@jaanaru @jiahongbo @NicoleCRust @Neurograce @wandell @anilkseth @DrYohanJohn @PessoaBrain @ShahabBakht @jerlich @LeslieKay
Nicole, you started out asking about complexity measures of consciousness. Anyone interested in this has to absorb Scott Aaronson's critique of IIT: https://scottaaronson.blog/?p=1799
He shows that the IIT measure does not even come close to isolating what we think we mean when we separate the conscious from the unconscious. The punch line is:
"More generally, we can achieve pretty good information integration by hooking together logic gates according to any bipartite expander graph: that is, any graph with n vertices on each side, such that every k vertices on the left side are connected to at least min{(1+ε)k,n} vertices on the right side, for some constant ε>0. And it’s well-known how to create expander graphs whose degree (i.e., the number of edges incident to each vertex, or the number of wires coming out of each logic gate) is a constant, such as 3. One can do so either by plunking down edges at random, or (less trivially) by explicit constructions from algebra or combinatorics. And as indicated in the title of this post, I feel 100% confident in saying that the so-constructed expander graphs are not conscious! The brain might be an expander, but not every expander is a brain."

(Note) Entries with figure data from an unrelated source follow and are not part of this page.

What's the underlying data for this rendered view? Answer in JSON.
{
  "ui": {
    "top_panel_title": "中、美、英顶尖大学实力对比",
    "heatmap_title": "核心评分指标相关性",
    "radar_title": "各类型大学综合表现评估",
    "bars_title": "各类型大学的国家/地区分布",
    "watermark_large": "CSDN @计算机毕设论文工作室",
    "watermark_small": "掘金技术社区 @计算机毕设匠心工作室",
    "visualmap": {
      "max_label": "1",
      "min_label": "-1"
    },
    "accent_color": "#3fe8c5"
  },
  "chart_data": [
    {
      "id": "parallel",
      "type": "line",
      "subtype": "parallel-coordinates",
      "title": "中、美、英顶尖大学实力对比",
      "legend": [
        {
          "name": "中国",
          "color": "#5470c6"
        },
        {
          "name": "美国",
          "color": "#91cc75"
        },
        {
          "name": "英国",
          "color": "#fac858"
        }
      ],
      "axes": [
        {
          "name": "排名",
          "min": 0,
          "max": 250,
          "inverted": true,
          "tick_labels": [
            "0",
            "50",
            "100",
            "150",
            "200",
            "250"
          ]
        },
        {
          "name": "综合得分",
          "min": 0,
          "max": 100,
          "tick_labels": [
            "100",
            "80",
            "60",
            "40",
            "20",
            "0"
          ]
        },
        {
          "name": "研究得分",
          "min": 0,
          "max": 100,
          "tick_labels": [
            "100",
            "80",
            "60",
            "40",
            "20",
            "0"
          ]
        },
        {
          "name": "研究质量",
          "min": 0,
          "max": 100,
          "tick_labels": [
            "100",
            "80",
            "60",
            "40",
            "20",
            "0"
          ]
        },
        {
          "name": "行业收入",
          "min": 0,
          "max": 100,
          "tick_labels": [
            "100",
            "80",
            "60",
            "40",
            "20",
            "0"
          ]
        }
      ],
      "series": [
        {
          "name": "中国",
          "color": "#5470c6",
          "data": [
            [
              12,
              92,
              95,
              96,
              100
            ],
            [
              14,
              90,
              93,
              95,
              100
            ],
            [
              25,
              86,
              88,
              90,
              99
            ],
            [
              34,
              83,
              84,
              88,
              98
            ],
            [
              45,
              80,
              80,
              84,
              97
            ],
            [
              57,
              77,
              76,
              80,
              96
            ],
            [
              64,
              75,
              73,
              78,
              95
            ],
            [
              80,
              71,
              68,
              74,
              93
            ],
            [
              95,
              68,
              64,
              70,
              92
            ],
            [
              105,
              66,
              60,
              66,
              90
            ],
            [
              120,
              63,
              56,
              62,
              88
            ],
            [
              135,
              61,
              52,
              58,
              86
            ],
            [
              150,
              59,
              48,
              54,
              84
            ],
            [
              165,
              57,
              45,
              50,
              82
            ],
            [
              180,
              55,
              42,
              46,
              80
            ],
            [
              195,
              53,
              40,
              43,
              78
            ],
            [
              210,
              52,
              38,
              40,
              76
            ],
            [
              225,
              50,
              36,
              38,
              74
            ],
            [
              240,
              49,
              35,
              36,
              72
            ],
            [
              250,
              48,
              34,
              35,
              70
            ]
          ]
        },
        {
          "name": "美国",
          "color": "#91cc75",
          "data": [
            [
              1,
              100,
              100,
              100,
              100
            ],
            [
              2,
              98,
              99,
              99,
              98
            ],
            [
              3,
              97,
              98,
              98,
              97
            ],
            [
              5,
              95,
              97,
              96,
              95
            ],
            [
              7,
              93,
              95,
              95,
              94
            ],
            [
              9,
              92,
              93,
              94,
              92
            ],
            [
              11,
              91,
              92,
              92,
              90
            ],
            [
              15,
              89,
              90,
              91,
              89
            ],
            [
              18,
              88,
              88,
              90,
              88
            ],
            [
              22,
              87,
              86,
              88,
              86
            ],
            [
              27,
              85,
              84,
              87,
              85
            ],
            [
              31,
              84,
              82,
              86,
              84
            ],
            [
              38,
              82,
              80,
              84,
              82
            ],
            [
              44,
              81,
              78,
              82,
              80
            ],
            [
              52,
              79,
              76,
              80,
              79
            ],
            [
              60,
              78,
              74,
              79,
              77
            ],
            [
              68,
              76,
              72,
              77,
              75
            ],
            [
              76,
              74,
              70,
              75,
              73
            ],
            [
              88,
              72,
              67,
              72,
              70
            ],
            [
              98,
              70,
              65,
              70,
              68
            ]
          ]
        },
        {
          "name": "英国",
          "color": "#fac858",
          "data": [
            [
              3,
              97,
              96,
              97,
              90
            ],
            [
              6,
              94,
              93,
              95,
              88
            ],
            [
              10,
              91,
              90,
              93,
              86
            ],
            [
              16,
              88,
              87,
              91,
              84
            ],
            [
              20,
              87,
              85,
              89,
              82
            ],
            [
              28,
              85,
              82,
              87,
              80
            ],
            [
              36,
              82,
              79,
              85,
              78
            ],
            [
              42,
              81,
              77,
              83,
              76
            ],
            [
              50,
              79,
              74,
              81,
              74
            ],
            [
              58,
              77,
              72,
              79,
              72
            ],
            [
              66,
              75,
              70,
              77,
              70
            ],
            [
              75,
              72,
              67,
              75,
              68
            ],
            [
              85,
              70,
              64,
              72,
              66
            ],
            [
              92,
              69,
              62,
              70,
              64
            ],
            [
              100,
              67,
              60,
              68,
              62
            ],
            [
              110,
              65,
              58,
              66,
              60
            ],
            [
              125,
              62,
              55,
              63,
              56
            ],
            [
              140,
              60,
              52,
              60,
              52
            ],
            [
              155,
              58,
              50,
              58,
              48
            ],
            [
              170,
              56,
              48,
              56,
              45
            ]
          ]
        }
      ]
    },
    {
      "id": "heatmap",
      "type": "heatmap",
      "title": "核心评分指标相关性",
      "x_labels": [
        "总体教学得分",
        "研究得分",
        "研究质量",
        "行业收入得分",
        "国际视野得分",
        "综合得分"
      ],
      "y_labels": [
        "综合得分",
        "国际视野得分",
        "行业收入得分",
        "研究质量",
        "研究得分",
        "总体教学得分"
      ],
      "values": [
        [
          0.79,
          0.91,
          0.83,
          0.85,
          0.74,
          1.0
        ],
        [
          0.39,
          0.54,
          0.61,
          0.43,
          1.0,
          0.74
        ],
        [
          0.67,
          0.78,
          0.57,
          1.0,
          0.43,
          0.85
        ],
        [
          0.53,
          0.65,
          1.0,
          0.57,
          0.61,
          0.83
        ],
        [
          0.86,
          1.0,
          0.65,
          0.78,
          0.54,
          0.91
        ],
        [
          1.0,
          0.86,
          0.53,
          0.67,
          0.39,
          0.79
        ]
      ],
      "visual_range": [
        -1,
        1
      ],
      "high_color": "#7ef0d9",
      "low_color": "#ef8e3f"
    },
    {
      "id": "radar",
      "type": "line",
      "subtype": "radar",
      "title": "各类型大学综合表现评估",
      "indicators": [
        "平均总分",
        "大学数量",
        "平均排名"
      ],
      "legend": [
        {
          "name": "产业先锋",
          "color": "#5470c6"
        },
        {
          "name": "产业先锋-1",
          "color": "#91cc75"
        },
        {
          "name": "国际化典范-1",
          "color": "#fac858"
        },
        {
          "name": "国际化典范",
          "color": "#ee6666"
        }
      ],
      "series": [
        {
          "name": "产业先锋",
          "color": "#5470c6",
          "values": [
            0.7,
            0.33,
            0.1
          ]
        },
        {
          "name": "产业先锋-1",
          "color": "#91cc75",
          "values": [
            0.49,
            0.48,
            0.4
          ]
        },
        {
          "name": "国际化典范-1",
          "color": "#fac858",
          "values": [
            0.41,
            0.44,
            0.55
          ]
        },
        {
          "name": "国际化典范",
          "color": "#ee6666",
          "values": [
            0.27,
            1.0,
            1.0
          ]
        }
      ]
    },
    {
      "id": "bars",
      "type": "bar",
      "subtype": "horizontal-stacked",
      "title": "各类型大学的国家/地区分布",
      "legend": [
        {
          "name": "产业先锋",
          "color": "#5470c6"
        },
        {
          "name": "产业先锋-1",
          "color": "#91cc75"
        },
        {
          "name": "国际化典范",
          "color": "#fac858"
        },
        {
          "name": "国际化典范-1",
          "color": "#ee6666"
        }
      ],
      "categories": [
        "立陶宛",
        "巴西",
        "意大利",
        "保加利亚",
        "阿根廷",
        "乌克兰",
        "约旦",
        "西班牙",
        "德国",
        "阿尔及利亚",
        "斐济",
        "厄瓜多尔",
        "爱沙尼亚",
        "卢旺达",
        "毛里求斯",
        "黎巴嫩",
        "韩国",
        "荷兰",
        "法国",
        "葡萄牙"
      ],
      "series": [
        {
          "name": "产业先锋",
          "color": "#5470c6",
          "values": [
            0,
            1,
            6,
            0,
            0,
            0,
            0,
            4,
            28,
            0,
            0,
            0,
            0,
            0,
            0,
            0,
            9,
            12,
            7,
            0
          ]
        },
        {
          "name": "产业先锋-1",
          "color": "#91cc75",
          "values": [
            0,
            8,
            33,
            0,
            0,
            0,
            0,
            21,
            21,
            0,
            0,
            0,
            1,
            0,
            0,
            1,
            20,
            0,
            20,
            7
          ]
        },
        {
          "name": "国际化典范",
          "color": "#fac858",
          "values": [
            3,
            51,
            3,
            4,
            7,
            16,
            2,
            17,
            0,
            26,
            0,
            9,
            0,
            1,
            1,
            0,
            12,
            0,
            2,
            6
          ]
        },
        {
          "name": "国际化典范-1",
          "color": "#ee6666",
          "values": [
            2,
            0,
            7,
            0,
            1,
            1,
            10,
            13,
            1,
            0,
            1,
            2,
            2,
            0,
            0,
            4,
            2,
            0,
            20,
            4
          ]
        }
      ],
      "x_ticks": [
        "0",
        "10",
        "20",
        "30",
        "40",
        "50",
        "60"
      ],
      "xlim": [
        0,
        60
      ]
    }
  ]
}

Tononi, to his credit or blame, is so committed to IIT that his response is yes, such an arrangement of logic gates is conscious. But I think that pretty much destroys any connection of what he calls consciousness to what the rest of us are referring to when we use that term.
I don't doubt that there is some sense in which conscious brains are functionally in more complex states than unconscious brains. And that it might be possible to characterize this difference in ways that are, say, clinically meaningful in identifying awareness in locked-in patients. I have no idea how effective any of the existing measures are at this, or how unique they are in being effective (if they are), or whether, if they do the job, they are about as simple as any criterion that could do the job can be. I don't even know if these questions have been asked. At any rate, these are practical issues.
But the idea that one proclaims a theory, writes down an expression for complexity and proclaims that is the alchemical formula for consciousness -- well, that's just silly. I think that completely misunderstands what a theory is.
I'll also add that I agree with several people above (@neurograce, @DrYohanJohn, probably others) that the "hard problem of consciousness" -- why do objective arrangements of matter create subjective experience -- is not a question science can answer. Science is a process of distilling out the objective, measurable, reproducible. It can tell us all about the structures of neural activity that enter consciousness and create its contents, the NCCs. Maybe when we understand this and get used to it the hard problem won't seem so interesting or bothersome. Maybe it will seem natural that *that* kind of neural activity enters conscious awareness. Maybe the mystery will seem to disappear. But all science can tell us about are the objective structures and their correlations with subjective experience. Not why cold dead matter organized intro energy-consuming, reproducing (living) entities can, in some cases, produce subjective awareness.